At the entertainment, Bertie is intimidated by the tough-looking audience. He sees Jeeves, who, to keep Tuppy from realizing Jeeves's plan, has advised Tuppy to remain at the "Jug and Bottle" bar across the road until he appears. Jeeves suggests that Bertie go to another bar, the "Goat and Grapes". After drinking there, Bertie feels more courageous and returns. He sings "Sonny Boy", and afterwards tells Jeeves that the crowd did not seem pleased. Jeeves explains that the song had been performed twice already. Bertie feels betrayed, but then Tuppy sings. The crowd shouts and throws food at Tuppy. Tuppy flees. Then Beefy takes the stage, and says that the next performer, Cora, will be late because her car broke down. She is now coming in a cab.

Bertie clutches at Jeeves, shocked that Cora was not there to see Tuppy's failure. Jeeves agrees that the scheme has gone awry. Upset, Bertie leaves, though Jeeves remains for the rest of the show. Later that night, Bertie is visited at home by Tuppy, who has a black eye. Tuppy says Cora is not right for him. He has Bertie call Aunt Dahlia for him, then goes to see Angela. Jeeves enters, and tells Bertie what happened. Upon Cora's arrival, Jeeves had told Cora that Tuppy wanted her to sing "Sonny Boy". The crowd did not react well, and she, thinking Tuppy had played a joke on her, punched Tuppy in the eye. Impressed, Bertie regards Jeeves reverently.

==Publication history==
The story was illustrated by Charles Crombie in the Strand and by James Montgomery Flagg in Cosmopolitan, in which it was titled "The Song of Songs".

The 1932 collection Nothing But Wodehouse and the 1958 collection Selected Stories by P. G. Wodehouse included the story. The story was also featured in the 1960 collection The Most of P. G. Wodehouse, and in the 1983 collection P. G. Wodehouse Short Stories, published by The Folio Society with drawings by George Adamson.
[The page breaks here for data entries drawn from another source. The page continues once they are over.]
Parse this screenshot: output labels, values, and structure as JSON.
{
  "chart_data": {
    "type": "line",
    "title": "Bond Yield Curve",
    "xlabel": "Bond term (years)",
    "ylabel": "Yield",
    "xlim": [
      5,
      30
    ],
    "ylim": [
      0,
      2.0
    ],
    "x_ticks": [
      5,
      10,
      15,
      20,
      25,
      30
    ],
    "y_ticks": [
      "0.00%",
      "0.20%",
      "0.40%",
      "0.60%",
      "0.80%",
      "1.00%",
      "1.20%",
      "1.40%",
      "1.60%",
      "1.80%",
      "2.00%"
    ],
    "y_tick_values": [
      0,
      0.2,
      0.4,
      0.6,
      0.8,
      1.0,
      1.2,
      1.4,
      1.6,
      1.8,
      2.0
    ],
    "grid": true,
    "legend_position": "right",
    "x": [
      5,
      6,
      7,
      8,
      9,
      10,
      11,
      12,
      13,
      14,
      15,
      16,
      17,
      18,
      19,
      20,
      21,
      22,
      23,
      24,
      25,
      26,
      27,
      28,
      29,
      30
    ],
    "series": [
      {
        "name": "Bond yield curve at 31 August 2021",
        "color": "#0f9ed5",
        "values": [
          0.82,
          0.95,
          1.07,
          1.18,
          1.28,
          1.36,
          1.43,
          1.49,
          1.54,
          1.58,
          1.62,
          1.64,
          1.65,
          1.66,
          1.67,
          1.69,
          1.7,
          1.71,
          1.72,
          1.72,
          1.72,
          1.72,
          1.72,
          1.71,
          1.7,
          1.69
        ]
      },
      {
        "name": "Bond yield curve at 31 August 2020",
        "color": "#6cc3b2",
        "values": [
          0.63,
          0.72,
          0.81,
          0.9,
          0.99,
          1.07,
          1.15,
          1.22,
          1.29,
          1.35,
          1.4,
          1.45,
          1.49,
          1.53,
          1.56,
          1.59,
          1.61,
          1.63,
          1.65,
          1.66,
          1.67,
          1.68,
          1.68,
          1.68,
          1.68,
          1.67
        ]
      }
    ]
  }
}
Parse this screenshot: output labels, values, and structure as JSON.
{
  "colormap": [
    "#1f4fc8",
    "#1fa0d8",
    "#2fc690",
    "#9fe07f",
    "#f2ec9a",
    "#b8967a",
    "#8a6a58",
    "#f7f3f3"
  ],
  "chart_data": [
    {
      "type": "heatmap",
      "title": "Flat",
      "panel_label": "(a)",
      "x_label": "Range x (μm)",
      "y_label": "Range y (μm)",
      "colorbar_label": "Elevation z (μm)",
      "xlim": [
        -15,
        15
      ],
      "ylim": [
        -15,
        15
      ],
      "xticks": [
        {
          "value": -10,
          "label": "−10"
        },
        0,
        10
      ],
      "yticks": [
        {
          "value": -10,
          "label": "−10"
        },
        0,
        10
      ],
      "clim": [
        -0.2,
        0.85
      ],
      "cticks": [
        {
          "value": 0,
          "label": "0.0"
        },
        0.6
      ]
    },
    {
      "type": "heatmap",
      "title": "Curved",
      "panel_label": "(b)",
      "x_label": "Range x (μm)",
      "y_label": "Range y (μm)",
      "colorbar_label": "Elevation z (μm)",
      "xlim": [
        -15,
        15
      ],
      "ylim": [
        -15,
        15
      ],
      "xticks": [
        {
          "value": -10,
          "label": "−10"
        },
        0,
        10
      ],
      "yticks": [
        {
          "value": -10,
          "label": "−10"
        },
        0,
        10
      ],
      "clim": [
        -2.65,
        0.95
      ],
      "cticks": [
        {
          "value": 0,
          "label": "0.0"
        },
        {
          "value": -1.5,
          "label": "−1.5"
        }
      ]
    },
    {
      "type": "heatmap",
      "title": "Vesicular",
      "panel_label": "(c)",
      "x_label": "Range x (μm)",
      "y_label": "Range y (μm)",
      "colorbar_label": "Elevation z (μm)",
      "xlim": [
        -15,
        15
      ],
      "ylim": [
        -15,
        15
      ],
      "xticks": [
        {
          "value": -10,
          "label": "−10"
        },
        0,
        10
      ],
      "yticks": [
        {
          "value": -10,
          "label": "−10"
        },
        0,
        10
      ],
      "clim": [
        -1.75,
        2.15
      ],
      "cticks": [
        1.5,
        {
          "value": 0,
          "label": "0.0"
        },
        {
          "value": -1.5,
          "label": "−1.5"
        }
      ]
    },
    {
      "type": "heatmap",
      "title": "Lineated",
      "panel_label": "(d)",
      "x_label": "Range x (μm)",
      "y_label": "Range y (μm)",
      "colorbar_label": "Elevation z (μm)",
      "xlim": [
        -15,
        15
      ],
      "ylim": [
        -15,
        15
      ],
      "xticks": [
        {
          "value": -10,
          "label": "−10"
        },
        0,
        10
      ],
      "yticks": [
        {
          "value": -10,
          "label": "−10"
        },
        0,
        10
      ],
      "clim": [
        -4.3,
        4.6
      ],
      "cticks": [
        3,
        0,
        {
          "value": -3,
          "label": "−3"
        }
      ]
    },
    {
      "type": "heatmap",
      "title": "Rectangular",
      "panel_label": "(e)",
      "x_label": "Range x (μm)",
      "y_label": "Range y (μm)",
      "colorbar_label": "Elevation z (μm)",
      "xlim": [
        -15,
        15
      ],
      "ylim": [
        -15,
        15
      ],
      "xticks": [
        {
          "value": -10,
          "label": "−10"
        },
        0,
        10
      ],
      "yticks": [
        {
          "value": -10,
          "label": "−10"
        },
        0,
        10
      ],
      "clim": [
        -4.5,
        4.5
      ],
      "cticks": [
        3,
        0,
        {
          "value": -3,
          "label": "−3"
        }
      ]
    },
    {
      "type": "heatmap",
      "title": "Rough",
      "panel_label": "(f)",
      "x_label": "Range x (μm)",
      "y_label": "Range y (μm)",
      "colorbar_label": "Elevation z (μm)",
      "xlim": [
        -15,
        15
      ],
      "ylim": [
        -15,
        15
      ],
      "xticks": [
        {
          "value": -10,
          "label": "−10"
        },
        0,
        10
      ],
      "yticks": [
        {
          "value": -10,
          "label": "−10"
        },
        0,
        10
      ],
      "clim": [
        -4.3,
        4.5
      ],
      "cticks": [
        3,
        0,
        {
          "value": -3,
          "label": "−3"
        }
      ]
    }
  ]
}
"Jeeves and the Song of Songs" appeared in the 1929 anthology Literary Treasures of 1929, published by Hearst's International Cosmopolitan Magazine. The story was included in the 1940 anthology Bedside Book of Famous British Stories, published by Random House. This anthology was reissued with the title An Anthology of Famous British Stories by Modern Library in 1952. The 1960 anthology Fifty Modern Stories, published by Row, Peterson & Company, featured the story.

==Adaptations ==
An episode of The World of Wooster adapted the story. The episode, titled "Jeeves and the Song of Songs", was the fourth episode of the first series. It was originally broadcast in the UK on 20 June 1965.

This story was adapted into the Jeeves and Wooster episode "Tuppy and the Terrier", the second episode of the first series, which first aired on 29 April 1990. There are some changes in plot, including:
- In the episode, Bertie meets Cora at an opera theatre rather than at lunch in his flat.
- There is no mention of the incident at the Drones Club pool in the episode. Tuppy merely asks Bertie to tell Cora he is serious-minded.
- In the episode, Bertie does not go to a pub to drink before performing at Beefy's entertainment. Bertie is also somewhat less stunned when hearing that Cora is not present at the entertainment; he does not clutch at Jeeves.
- In the original story, Cora brings a doll onto the stage to sing to; she does not do this in the episode.
- Tuppy does not talk to Bertie after the entertainment in the episode. Instead, Bertie hears about his reconciliation with Angela from Aunt Dahlia.